If I had my own chefs, I'd bring them everywhere, too
Refreshing in texture and flavor, the preparation of granita is also something of a joy, as it frees the chef from the requirements of the more specialized equipment used for making ice cream at home. If you have a dish, a fork, and a freezer, granita can be yours. The ingredients are simply whisked together and chilled, with the occasional scraping to keep things light and ice crystals in check. With honey for sweetness and the shimmering bubbles of your favorite sparkling wine, it makes for an easy crowd pleaser scooped into martini glasses. Serve as a cooling dessert, a quick treat while lounging by the pool, or as a palate cleanser between courses.

Prettier in a glass
Sparkling Cherry Granita
Adapted from Martha Stewart Living

I originally tried to adapt this recipe from Martha Stewart Living's "Cherry Ice," which claims it can be made in an hour. I don't know what sort of high tech super-freezer Martha has, but I needed about twice that time before I felt like it was ready to serve. Happily, you can neglect your granita in the freezer for a few hours and it will still come out okay.

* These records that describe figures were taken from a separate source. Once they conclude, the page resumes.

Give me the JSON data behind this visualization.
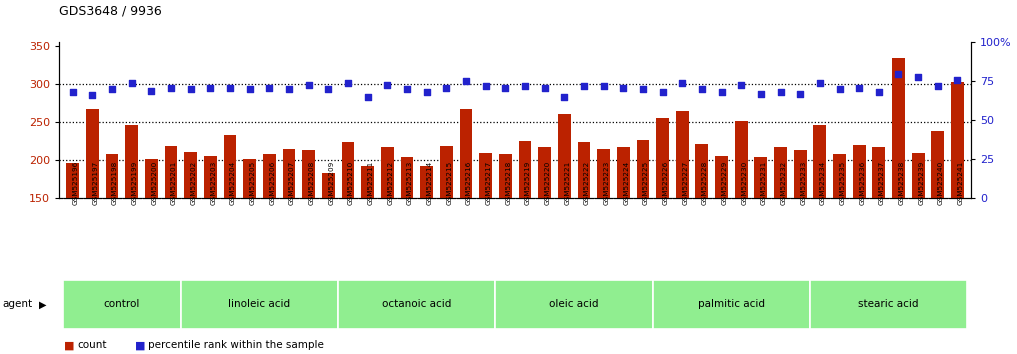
{
  "title": "GDS3648 / 9936",
  "categories": [
    "GSM525196",
    "GSM525197",
    "GSM525198",
    "GSM525199",
    "GSM525200",
    "GSM525201",
    "GSM525202",
    "GSM525203",
    "GSM525204",
    "GSM525205",
    "GSM525206",
    "GSM525207",
    "GSM525208",
    "GSM525209",
    "GSM525210",
    "GSM525211",
    "GSM525212",
    "GSM525213",
    "GSM525214",
    "GSM525215",
    "GSM525216",
    "GSM525217",
    "GSM525218",
    "GSM525219",
    "GSM525220",
    "GSM525221",
    "GSM525222",
    "GSM525223",
    "GSM525224",
    "GSM525225",
    "GSM525226",
    "GSM525227",
    "GSM525228",
    "GSM525229",
    "GSM525230",
    "GSM525231",
    "GSM525232",
    "GSM525233",
    "GSM525234",
    "GSM525235",
    "GSM525236",
    "GSM525237",
    "GSM525238",
    "GSM525239",
    "GSM525240",
    "GSM525241"
  ],
  "bar_values": [
    197,
    267,
    208,
    246,
    201,
    219,
    211,
    205,
    233,
    201,
    208,
    215,
    214,
    183,
    224,
    193,
    218,
    204,
    193,
    219,
    267,
    209,
    208,
    225,
    218,
    261,
    224,
    215,
    218,
    226,
    255,
    265,
    222,
    205,
    252,
    204,
    218,
    213,
    247,
    208,
    220,
    218,
    334,
    210,
    239,
    303
  ],
  "dot_values_pct": [
    68,
    66,
    70,
    74,
    69,
    71,
    70,
    71,
    71,
    70,
    71,
    70,
    73,
    70,
    74,
    65,
    73,
    70,
    68,
    71,
    75,
    72,
    71,
    72,
    71,
    65,
    72,
    72,
    71,
    70,
    68,
    74,
    70,
    68,
    73,
    67,
    68,
    67,
    74,
    70,
    71,
    68,
    80,
    78,
    72,
    76
  ],
  "groups": [
    {
      "label": "control",
      "start": 0,
      "end": 6
    },
    {
      "label": "linoleic acid",
      "start": 6,
      "end": 14
    },
    {
      "label": "octanoic acid",
      "start": 14,
      "end": 22
    },
    {
      "label": "oleic acid",
      "start": 22,
      "end": 30
    },
    {
      "label": "palmitic acid",
      "start": 30,
      "end": 38
    },
    {
      "label": "stearic acid",
      "start": 38,
      "end": 46
    }
  ],
  "bar_color": "#bb2200",
  "dot_color": "#2222cc",
  "left_ylim": [
    150,
    355
  ],
  "right_ylim": [
    0,
    100
  ],
  "left_yticks": [
    150,
    200,
    250,
    300,
    350
  ],
  "right_yticks": [
    0,
    25,
    50,
    75,
    100
  ],
  "right_yticklabels": [
    "0",
    "25",
    "50",
    "75",
    "100%"
  ],
  "hline_values": [
    200,
    250,
    300
  ],
  "group_color": "#90ee90",
  "group_border_color": "white",
  "xtick_bg": "#d8d8d8"
}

2 1/4 c fresh cherries, pitted
1/2 c sparkling wine
1/3 c raw honey
Fresh juice from 1/2 a lemon
2 tbs Kirsch or other cherry liqueur

Tip the cherries into a blender or food processor and pulse into a fine puree.

Bon voyage!
Combine the remaining ingredients in a shallow glass dish, whisking until homogenized.

Add the pureed cherries to the dish of boozy honey and give another whisk until blended.

Freeze for 2-3 hours, scraping with a fork about every 30 minutes, until slushy and semi-frozen throughout, like a light cherry snow.


Copyright 2013 GourmetGents


Unknown said...

Your recipe looks easy and elegant. Outside of sparkling wine, are there any other specific wine choices that are cherry-friendly?

James Pereira said...

Thanks! I'd lean towards whites, you don't have to use the super good stuff, as the honey and cherries will cut it a good amount. I'd lean towards a Riesling or Pinot Grigiot as they tend to be fairly bright and fruity.

You could also try seltzer water or unsweetened cherry juice for a virgin variation, but I'd keep an eye on it, as the alcohol is part of what prevents it from turning into an ice brick. Let us know how it goes!